Prosecutors join criticism of justice minister
Tensions between the Moon Jae-in administration and state prosecution service are reaching a boiling point as a growing number of prosecutors openly speak out against Minister of Justice Choo Mi-ae's prosecutorial reform drive.
Around 230 rank and file prosecutors — representing around 10 percent of the approximately 2,000 prosecutors nationwide — reacted positively online to a posting from one of their own, Choi Jae-man, who slammed Choo on Thursday for her response to another prosecutor's open criticism.
The first shots in this escalating feud were fired by Lee Hwan-u, a member of the Jeju District Prosecutors' Office, who wrote on an online forum shared by prosecutors Wednesday that Choos' reform drive had "fundamentally failed" due to its political agenda aimed at quashing dissenting opinions in the prosecution service.

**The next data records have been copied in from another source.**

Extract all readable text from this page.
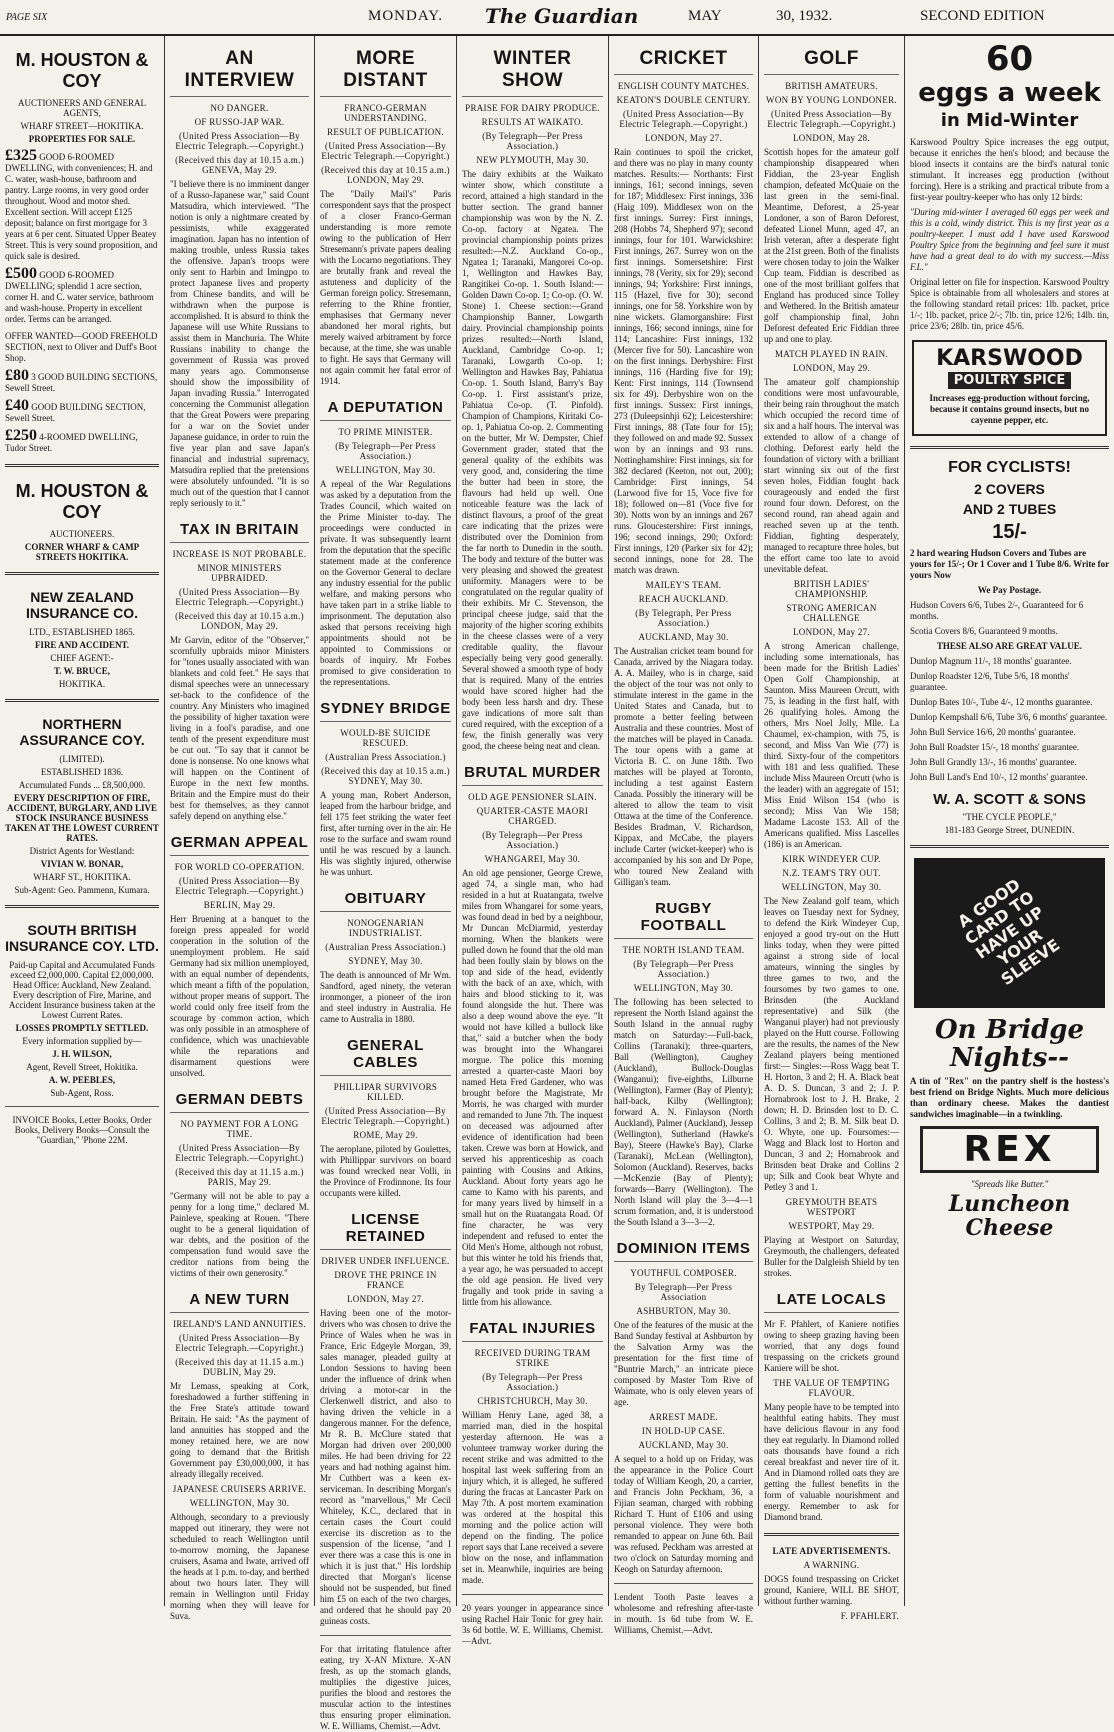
PAGE SIX	MONDAY. The Guardian	MAY	30, 1932.	SECOND EDITION
M. HOUSTON & COY
AUCTIONEERS AND GENERAL AGENTS,
WHARF STREET—HOKITIKA.
PROPERTIES FOR SALE.
£325 GOOD 6-ROOMED DWELLING, with conveniences; H. and C. water, wash-house, bathroom and pantry. Large rooms, in very good order throughout. Wood and motor shed. Excellent section. Will accept £125 deposit; balance on first mortgage for 3 years at 6 per cent. Situated Upper Beatey Street. This is very sound proposition, and quick sale is desired.
£500 GOOD 6-ROOMED DWELLING; splendid 1 acre section, corner H. and C. water service, bathroom and wash-house. Property in excellent order. Terms can be arranged.
OFFER WANTED—GOOD FREEHOLD SECTION, next to Oliver and Duff's Boot Shop.
£80 3 GOOD BUILDING SECTIONS, Sewell Street.
£40 GOOD BUILDING SECTION, Sewell Street.
£250 4-ROOMED DWELLING, Tudor Street.
M. HOUSTON & COY
AUCTIONEERS.
CORNER WHARF & CAMP STREETS HOKITIKA.
NEW ZEALAND INSURANCE CO.
LTD., ESTABLISHED 1865.
FIRE AND ACCIDENT.
CHIEF AGENT:-
T. W. BRUCE,
HOKITIKA.
NORTHERN ASSURANCE COY.
(LIMITED).
ESTABLISHED 1836.
Accumulated Funds ... £8,500,000.
EVERY DESCRIPTION OF FIRE, ACCIDENT, BURGLARY, AND LIVE STOCK INSURANCE BUSINESS TAKEN AT THE LOWEST CURRENT RATES.
District Agents for Westland:
VIVIAN W. BONAR,
WHARF ST., HOKITIKA.
Sub-Agent: Geo. Pammenn, Kumara.
SOUTH BRITISH INSURANCE COY. LTD.
Paid-up Capital and Accumulated Funds exceed £2,000,000. Capital £2,000,000. Head Office: Auckland, New Zealand. Every description of Fire, Marine, and Accident Insurance business taken at the Lowest Current Rates.
LOSSES PROMPTLY SETTLED.
Every information supplied by—
J. H. WILSON,
Agent, Revell Street, Hokitika.
A. W. PEEBLES,
Sub-Agent, Ross.
INVOICE Books, Letter Books, Order Books, Delivery Books—Consult the "Guardian," 'Phone 22M.
AN INTERVIEW
NO DANGER.
OF RUSSO-JAP WAR.
(United Press Association—By Electric Telegraph.—Copyright.)
(Received this day at 10.15 a.m.) GENEVA, May 29.
"I believe there is no imminent danger of a Russo-Japanese war," said Count Matsudira, which interviewed. "The notion is only a nightmare created by pessimists, while exaggerated imagination. Japan has no intention of making trouble, unless Russia takes the offensive. Japan's troops were only sent to Harbin and Imingpo to protect Japanese lives and property from Chinese bandits, and will be withdrawn when the purpose is accomplished. It is absurd to think the Japanese will use White Russians to assist them in Manchuria. The White Russians inability to change the government of Russia was proved many years ago. Commonsense should show the impossibility of Japan invading Russia." Interrogated concerning the Communist allegation that the Great Powers were preparing for a war on the Soviet under Japanese guidance, in order to ruin the five year plan and save Japan's financial and industrial supremacy, Matsudira replied that the pretensions were absolutely unfounded. "It is so much out of the question that I cannot reply seriously to it."
TAX IN BRITAIN
INCREASE IS NOT PROBABLE.
MINOR MINISTERS UPBRAIDED.
(United Press Association—By Electric Telegraph.—Copyright.)
(Received this day at 10.15 a.m.) LONDON, May 29.
Mr Garvin, editor of the "Observer," scornfully upbraids minor Ministers for "tones usually associated with wan blankets and cold feet." He says that dismal speeches were an unnecessary set-back to the confidence of the country. Any Ministers who imagined the possibility of higher taxation were living in a fool's paradise, and one tenth of the present expenditure must be cut out. "To say that it cannot be done is nonsense. No one knows what will happen on the Continent of Europe in the next few months. Britain and the Empire must do their best for themselves, as they cannot safely depend on anything else."
GERMAN APPEAL
FOR WORLD CO-OPERATION.
(United Press Association—By Electric Telegraph.—Copyright.)
BERLIN, May 29.
Herr Bruening at a banquet to the foreign press appealed for world cooperation in the solution of the unemployment problem. He said Germany had six million unemployed, with an equal number of dependents, which meant a fifth of the population, without proper means of support. The world could only free itself from the scourage by common action, which was only possible in an atmosphere of confidence, which was unachievable while the reparations and disarmament questions were unsolved.
GERMAN DEBTS
NO PAYMENT FOR A LONG TIME.
(United Press Association—By Electric Telegraph.—Copyright.)
(Received this day at 11.15 a.m.) PARIS, May 29.
"Germany will not be able to pay a penny for a long time," declared M. Painleve, speaking at Rouen. "There ought to be a general liquidation of war debts, and the position of the compensation fund would save the creditor nations from being the victims of their own generosity."
A NEW TURN
IRELAND'S LAND ANNUITIES.
(United Press Association—By Electric Telegraph.—Copyright.)
(Received this day at 11.15 a.m.) DUBLIN, May 29.
Mr Lemass, speaking at Cork, foreshadowed a further stiffening in the Free State's attitude toward Britain. He said: "As the payment of land annuities has stopped and the money retained here, we are now going to demand that the British Government pay £30,000,000, it has already illegally received.
JAPANESE CRUISERS ARRIVE.
WELLINGTON, May 30.
Although, secondary to a previously mapped out itinerary, they were not scheduled to reach Wellington until to-morrow morning, the Japanese cruisers, Asama and Iwate, arrived off the heads at 1 p.m. to-day, and berthed about two hours later. They will remain in Wellington until Friday morning when they will leave for Suva.
MORE DISTANT
FRANCO-GERMAN UNDERSTANDING.
RESULT OF PUBLICATION.
(United Press Association—By Electric Telegraph.—Copyright.)
(Received this day at 10.15 a.m.) LONDON, May 29.
The "Daily Mail's" Paris correspondent says that the prospect of a closer Franco-German understanding is more remote owing to the publication of Herr Stresemann's private papers dealing with the Locarno negotiations. They are brutally frank and reveal the astuteness and duplicity of the German foreign policy. Stresemann, referring to the Rhine frontier, emphasises that Germany never abandoned her moral rights, but merely waived arbitrament by force because, at the time, she was unable to fight. He says that Germany will not again commit her fatal error of 1914.
A DEPUTATION
TO PRIME MINISTER.
(By Telegraph—Per Press Association.)
WELLINGTON, May 30.
A repeal of the War Regulations was asked by a deputation from the Trades Council, which waited on the Prime Minister to-day. The proceedings were conducted in private. It was subsequently learnt from the deputation that the specific statement made at the conference on the Governor General to declare any industry essential for the public welfare, and making persons who have taken part in a strike liable to imprisonment. The deputation also asked that persons receiving high appointments should not be appointed to Commissions or boards of inquiry. Mr Forbes promised to give consideration to the representations.
SYDNEY BRIDGE
WOULD-BE SUICIDE RESCUED.
(Australian Press Association.)
(Received this day at 10.15 a.m.) SYDNEY, May 30.
A young man, Robert Anderson, leaped from the harbour bridge, and fell 175 feet striking the water feet first, after turning over in the air. He rose to the surface and swam round until he was rescued by a launch. His was slightly injured, otherwise he was unhurt.
OBITUARY
NONOGENARIAN INDUSTRIALIST.
(Australian Press Association.)
SYDNEY, May 30.
The death is announced of Mr Wm. Sandford, aged ninety, the veteran ironmonger, a pioneer of the iron and steel industry in Australia. He came to Australia in 1880.
GENERAL CABLES
PHILLIPAR SURVIVORS KILLED.
(United Press Association—By Electric Telegraph.—Copyright.)
ROME, May 29.
The aeroplane, piloted by Goulettes, with Phillippar survivors on board was found wrecked near Volli, in the Province of Frodinnone. Its four occupants were killed.
LICENSE RETAINED
DRIVER UNDER INFLUENCE.
DROVE THE PRINCE IN FRANCE
LONDON, May 27.
Having been one of the motor-drivers who was chosen to drive the Prince of Wales when he was in France, Eric Edgeyle Morgan, 39, sales manager, pleaded guilty at London Sessions to having been under the influence of drink when driving a motor-car in the Clerkenwell district, and also to having driven the vehicle in a dangerous manner. For the defence, Mr R. B. McClure stated that Morgan had driven over 200,000 miles. He had been driving for 22 years and had nothing against him. Mr Cuthbert was a keen ex-serviceman. In describing Morgan's record as "marvellous," Mr Cecil Whiteley, K.C., declared that in certain cases the Court could exercise its discretion as to the suspension of the license, "and I ever there was a case this is one in which it is just that." His lordship directed that Morgan's license should not be suspended, but fined him £5 on each of the two charges, and ordered that he should pay 20 guineas costs.
For that irritating flatulence after eating, try X-AN Mixture. X-AN fresh, as up the stomach glands, multiplies the digestive juices, purifies the blood and restores the muscular action to the intestines thus ensuring proper elimination. W. E. Williams, Chemist.—Advt.
WINTER SHOW
PRAISE FOR DAIRY PRODUCE.
RESULTS AT WAIKATO.
(By Telegraph—Per Press Association.)
NEW PLYMOUTH, May 30.
The dairy exhibits at the Waikato winter show, which constitute a record, attained a high standard in the butter section. The grand banner championship was won by the N. Z. Co-op. factory at Ngatea. The provincial championship points prizes resulted:—N.Z. Auckland Co-op., Ngatea 1; Taranaki, Mangorei Co-op. 1, Wellington and Hawkes Bay, Rangitikei Co-op. 1. South Island:—Golden Dawn Co-op. 1; Co-op. (O. W. Stone) 1. Cheese section:—Grand Championship Banner, Lowgarth dairy. Provincial championship points prizes resulted:—North Island, Auckland, Cambridge Co-op. 1; Taranaki, Lowgarth Co-op. 1; Wellington and Hawkes Bay, Pahiatua Co-op. 1. South Island, Barry's Bay Co-op. 1. First assistant's prize, Pahiatua Co-op. (T. Pinfold). Champion of Champions, Kiritaki Co-op. 1, Pahiatua Co-op. 2. Commenting on the butter, Mr W. Dempster, Chief Government grader, stated that the general quality of the exhibits was very good, and, considering the time the butter had been in store, the flavours had held up well. One noticeable feature was the lack of distinct flavours, a proof of the great care indicating that the prizes were distributed over the Dominion from the far north to Dunedin in the south. The body and texture of the butter was very pleasing and showed the greatest uniformity. Managers were to be congratulated on the regular quality of their exhibits. Mr C. Stevenson, the principal cheese judge, said that the majority of the higher scoring exhibits in the cheese classes were of a very creditable quality, the flavour especially being very good generally. Several showed a smooth type of body that is required. Many of the entries would have scored higher had the body been less harsh and dry. These gave indications of more salt than cured required, with the exception of a few, the finish generally was very good, the cheese being neat and clean.
BRUTAL MURDER
OLD AGE PENSIONER SLAIN.
QUARTER-CASTE MAORI CHARGED.
(By Telegraph—Per Press Association.)
WHANGAREI, May 30.
An old age pensioner, George Crewe, aged 74, a single man, who had resided in a hut at Ruatangata, twelve miles from Whangarei for some years, was found dead in bed by a neighbour, Mr Duncan McDiarmid, yesterday morning. When the blankets were pulled down he found that the old man had been foully slain by blows on the top and side of the head, evidently with the back of an axe, which, with hairs and blood sticking to it, was found alongside the hut. There was also a deep wound above the eye. "It would not have killed a bullock like that," said a butcher when the body was brought into the Whangarei morgue. The police this morning arrested a quarter-caste Maori boy named Heta Fred Gardener, who was brought before the Magistrate, Mr Morris, he was charged with murder and remanded to June 7th. The inquest on deceased was adjourned after evidence of identification had been taken. Crewe was born at Howick, and served his apprenticeship as coach painting with Cousins and Atkins, Auckland. About forty years ago he came to Kamo with his parents, and for many years lived by himself in a small hut on the Ruatangata Road. Of fine character, he was very independent and refused to enter the Old Men's Home, although not robust, but this winter he told his friends that, a year ago, he was persuaded to accept the old age pension. He lived very frugally and took pride in saving a little from his allowance.
FATAL INJURIES
RECEIVED DURING TRAM STRIKE
(By Telegraph—Per Press Association.)
CHRISTCHURCH, May 30.
William Henry Lane, aged 38, a married man, died in the hospital yesterday afternoon. He was a volunteer tramway worker during the recent strike and was admitted to the hospital last week suffering from an injury which, it is alleged, he suffered during the fracas at Lancaster Park on May 7th. A post mortem examination was ordered at the hospital this morning and the police action will depend on the finding. The police report says that Lane received a severe blow on the nose, and inflammation set in. Meanwhile, inquiries are being made.
20 years younger in appearance since using Rachel Hair Tonic for grey hair. 3s 6d bottle. W. E. Williams, Chemist.—Advt.
CRICKET
ENGLISH COUNTY MATCHES.
KEATON'S DOUBLE CENTURY.
(United Press Association—By Electric Telegraph.—Copyright.)
LONDON, May 27.
Rain continues to spoil the cricket, and there was no play in many county matches. Results:— Northants: First innings, 161; second innings, seven for 187; Middlesex: First innings, 336 (Haig 109). Middlesex won on the first innings. Surrey: First innings, 208 (Hobbs 74, Shepherd 97); second innings, four for 101. Warwickshire: First innings, 267. Surrey won on the first innings. Somersetshire: First innings, 78 (Verity, six for 29); second innings, 94; Yorkshire: First innings, 115 (Hazel, five for 30); second innings, one for 58. Yorkshire won by nine wickets. Glamorganshire: First innings, 166; second innings, nine for 114; Lancashire: First innings, 132 (Mercer five for 50). Lancashire won on the first innings. Derbyshire: First innings, 116 (Harding five for 19); Kent: First innings, 114 (Townsend six for 49). Derbyshire won on the first innings. Sussex: First innings, 273 (Duleepsinhji 62); Leicestershire: First innings, 88 (Tate four for 15); they followed on and made 92. Sussex won by an innings and 93 runs. Nottinghamshire: First innings, six for 382 declared (Keeton, not out, 200); Cambridge: First innings, 54 (Larwood five for 15, Voce five for 18); followed on—81 (Voce five for 30). Notts won by an innings and 267 runs. Gloucestershire: First innings, 196; second innings, 290; Oxford: First innings, 120 (Parker six for 42); second innings, none for 28. The match was drawn.
MAILEY'S TEAM.
REACH AUCKLAND.
(By Telegraph, Per Press Association.)
AUCKLAND, May 30.
The Australian cricket team bound for Canada, arrived by the Niagara today. A. A. Mailey, who is in charge, said the object of the tour was not only to stimulate interest in the game in the United States and Canada, but to promote a better feeling between Australia and these countries. Most of the matches will be played in Canada. The tour opens with a game at Victoria B. C. on June 18th. Two matches will be played at Toronto, including a test against Eastern Canada. Possibly the itinerary will be altered to allow the team to visit Ottawa at the time of the Conference. Besides Bradman, V. Richardson, Kippax, and McCabe, the players include Carter (wicket-keeper) who is accompanied by his son and Dr Pope, who toured New Zealand with Gilligan's team.
RUGBY FOOTBALL
THE NORTH ISLAND TEAM.
(By Telegraph—Per Press Association.)
WELLINGTON, May 30.
The following has been selected to represent the North Island against the South Island in the annual rugby match on Saturday:—Full-back, Collins (Taranaki); three-quarters, Ball (Wellington), Caughey (Auckland), Bullock-Douglas (Wanganui); five-eighths, Lilburne (Wellington), Farmer (Bay of Plenty); half-back, Kilby (Wellington); forward A. N. Finlayson (North Auckland), Palmer (Auckland), Jessep (Wellington), Sutherland (Hawke's Bay), Steere (Hawke's Bay), Clarke (Taranaki), McLean (Wellington), Solomon (Auckland). Reserves, backs—McKenzie (Bay of Plenty); forwards—Barry (Wellington). The North Island will play the 3—4—1 scrum formation, and, it is understood the South Island a 3—3—2.
DOMINION ITEMS
YOUTHFUL COMPOSER.
By Telegraph—Per Press Association
ASHBURTON, May 30.
One of the features of the music at the Band Sunday festival at Ashburton by the Salvation Army was the presentation for the first time of "Buntrie March," an intricate piece composed by Master Tom Rive of Waimate, who is only eleven years of age.
ARREST MADE.
IN HOLD-UP CASE.
AUCKLAND, May 30.
A sequel to a hold up on Friday, was the appearance in the Police Court today of William Keogh, 20, a carrier, and Francis John Peckham, 36, a Fijian seaman, charged with robbing Richard T. Hunt of £106 and using personal violence. They were both remanded to appear on June 6th. Bail was refused. Peckham was arrested at two o'clock on Saturday morning and Keogh on Saturday afternoon.
Lendent Tooth Paste leaves a wholesome and refreshing after-taste in mouth. 1s 6d tube from W. E. Williams, Chemist.—Advt.
GOLF
BRITISH AMATEURS.
WON BY YOUNG LONDONER.
(United Press Association—By Electric Telegraph.—Copyright.)
LONDON, May 28.
Scottish hopes for the amateur golf championship disappeared when Fiddian, the 23-year English champion, defeated McQuaie on the last green in the semi-final. Meantime, Deforest, a 25-year Londoner, a son of Baron Deforest, defeated Lionel Munn, aged 47, an Irish veteran, after a desperate fight at the 21st green. Both of the finalists were chosen today to join the Walker Cup team. Fiddian is described as one of the most brilliant golfers that England has produced since Tolley and Wethered. In the British amateur golf championship final, John Deforest defeated Eric Fiddian three up and one to play.
MATCH PLAYED IN RAIN.
LONDON, May 29.
The amateur golf championship conditions were most unfavourable, their being rain throughout the match which occupied the record time of six and a half hours. The interval was extended to allow of a change of clothing. Deforest early held the foundation of victory with a brilliant start winning six out of the first seven holes, Fiddian fought back courageously and ended the first round four down. Deforest, on the second round, ran ahead again and reached seven up at the tenth. Fiddian, fighting desperately, managed to recapture three holes, but the effort came too late to avoid unevitable defeat.
BRITISH LADIES' CHAMPIONSHIP.
STRONG AMERICAN CHALLENGE
LONDON, May 27.
A strong American challenge, including some internationals, has been made for the British Ladies' Open Golf Championship, at Saunton. Miss Maureen Orcutt, with 75, is leading in the first half, with 26 qualifying holes. Among the others, Mrs Noel Jolly, Mlle. La Chaumel, ex-champion, with 75, is second, and Miss Van Wie (77) is third. Sixty-four of the competitors with 181 and less qualified. These include Miss Maureen Orcutt (who is the leader) with an aggregate of 151; Miss Enid Wilson 154 (who is second); Miss Van Wie 158; Madame Lacoste 153. All of the Americans qualified. Miss Lascelles (186) is an American.
KIRK WINDEYER CUP.
N.Z. TEAM'S TRY OUT.
WELLINGTON, May 30.
The New Zealand golf team, which leaves on Tuesday next for Sydney, to defend the Kirk Windeyer Cup, enjoyed a good try-out on the Hutt links today, when they were pitted against a strong side of local amateurs, winning the singles by three games to two, and the foursomes by two games to one. Brinsden (the Auckland representative) and Silk (the Wanganui player) had not previously played on the Hutt course. Following are the results, the names of the New Zealand players being mentioned first:— Singles:—Ross Wagg beat T. H. Horton, 3 and 2; H. A. Black beat A. D. S. Duncan, 3 and 2; J. P. Hornabrook lost to J. H. Brake, 2 down; H. D. Brinsden lost to D. C. Collins, 3 and 2; B. M. Silk beat D. O. Whyte, one up. Foursomes:—Wagg and Black lost to Horton and Duncan, 3 and 2; Hornabrook and Brinsden beat Drake and Collins 2 up; Silk and Cook beat Whyte and Petley 3 and 1.
GREYMOUTH BEATS WESTPORT
WESTPORT, May 29.
Playing at Westport on Saturday, Greymouth, the challengers, defeated Buller for the Dalgleish Shield by ten strokes.
LATE LOCALS
Mr F. Pfahlert, of Kaniere notifies owing to sheep grazing having been worried, that any dogs found trespassing on the crickets ground Kaniere will be shot.
THE VALUE OF TEMPTING FLAVOUR.
Many people have to be tempted into healthful eating habits. They must have delicious flavour in any food they eat regularly. In Diamond rolled oats thousands have found a rich cereal breakfast and never tire of it. And in Diamond rolled oats they are getting the fullest benefits in the form of valuable nourishment and energy. Remember to ask for Diamond brand.
LATE ADVERTISEMENTS.
A WARNING.
DOGS found trespassing on Cricket ground, Kaniere, WILL BE SHOT, without further warning.
F. PFAHLERT.
60
eggs a week
in Mid-Winter
Karswood Poultry Spice increases the egg output, because it enriches the hen's blood; and because the blood insects it contains are the bird's natural tonic stimulant. It increases egg production (without forcing). Here is a striking and practical tribute from a first-year poultry-keeper who has only 12 birds:
"During mid-winter I averaged 60 eggs per week and this is a cold, windy district. This is my first year as a poultry-keeper. I must add I have used Karswood Poultry Spice from the beginning and feel sure it must have had a great deal to do with my success.—Miss F.L."
Original letter on file for inspection. Karswood Poultry Spice is obtainable from all wholesalers and stores at the following standard retail prices: 1lb. packet, price 1/-; 1lb. packet, price 2/-; 7lb. tin, price 12/6; 14lb. tin, price 23/6; 28lb. tin, price 45/6.
KARSWOOD
POULTRY SPICE
Increases egg-production without forcing, because it contains ground insects, but no cayenne pepper, etc.
FOR CYCLISTS!
2 COVERS
AND 2 TUBES
15/-
2 hard wearing Hudson Covers and Tubes are yours for 15/-; Or 1 Cover and 1 Tube 8/6. Write for yours Now
We Pay Postage.
Hudson Covers 6/6, Tubes 2/-, Guaranteed for 6 months.
Scotia Covers 8/6, Guaranteed 9 months.
THESE ALSO ARE GREAT VALUE.
Dunlop Magnum 11/-, 18 months' guarantee.
Dunlop Roadster 12/6, Tube 5/6, 18 months' guarantee.
Dunlop Bates 10/-, Tube 4/-, 12 months guarantee.
Dunlop Kempshall 6/6, Tube 3/6, 6 months' guarantee.
John Bull Service 16/6, 20 months' guarantee.
John Bull Roadster 15/-, 18 months' guarantee.
John Bull Grandly 13/-, 16 months' guarantee.
John Bull Land's End 10/-, 12 months' guarantee.
W. A. SCOTT & SONS
"THE CYCLE PEOPLE,"
181-183 George Street, DUNEDIN.
A GOOD CARD TO HAVE UP YOUR SLEEVE
On Bridge Nights--
A tin of "Rex" on the pantry shelf is the hostess's best friend on Bridge Nights. Much more delicious than ordinary cheese. Makes the dantiest sandwiches imaginable—in a twinkling.
REX
"Spreads like Butter."
Luncheon
Cheese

"I feel the powers to appoint personnel, direct investigations and audit institutions have been abused without any attempts to conceal the agenda and purpose behind them," Lee wrote.
The comments referred in particular to a series of orders given by Choo ordering prosecutors to launch investigations into several high-profile political cases. The rationale given by the minister about exercising her rarely used prerogative to conduct these probes was that Prosecutor General Yoon Seok-youl was reluctant to do so due to his politically compromised position as an opponent to the administration's prosecutorial reforms.
But the combative minister hit back at Lee's criticism, posting on her Facebook page a link to an investigative report alleging the prosecutor had inappropriately detained a suspect in an attempt to cover up misdeeds of a fellow prosecutor.
"Good," she wrote in reference to Lee. "Coming out like this tells us that reform is the only answer."
That comment merely inflamed rank and file prosecutors, whose resentment toward the administration has been building as Choo and her predecessor, Cho Kuk, reined in their powers and challenged the agency's tendencies to meddle in politics.
Choi, a prosecutor in the Chuncheon District Prosecutors' Office, led the charge against Choo in a posting uploaded Thursday, accusing the justice minister of clamping down on figures in the prosecution service critical of the administration under the guise of prosecutorial reform.
"Like prosecutor Lee, I too don't know whether this government is a virtuous or unjust power, but I know that it is certainly wrong for political authorities to crack down on the prosecution," Choi wrote. "I too am coming out."
Around 230 prosecutors, identified by their real names and titles, wrote comments of support on Choi's posting, testifying to just how widespread dissent toward the administration's reform agenda was among ordinary prosecutors.
Supporters and allies of the administration are fighting back to win over public support.
Former Justice Minister Cho, the reform drive's architect who was the target of a prosecutorial investigation into his family last year, accused prosecutors on Facebook of being overly sensitive about the recent attempts to control the prosecution service while they were silent when conservative administrations in the past bended prosecutorial investigations to their wills.
"[Prosecutors] have investigated and indicted on whim, so what's the intention behind their selective obedience and selective defiance?" Cho wrote.
Over 200,000 signatures have also been collected on an online petition uploaded to the Blue House website calling on dissenting prosecutors to resign for attempting to derail reforms supported by popular will.
The growing tension within the country's law enforcement institutions comes amid Minister Choo's feud with the country's top prosecutor, Yoon, who is currently being audited by the ministry over accusations he prevented investigations into his own family and close associates.
Yoon is also being audited by the ministry on whether he was involved in an alleged cover up of an ongoing financial fraud case in which a suspect claimed he bribed prosecutors and opposition politicians.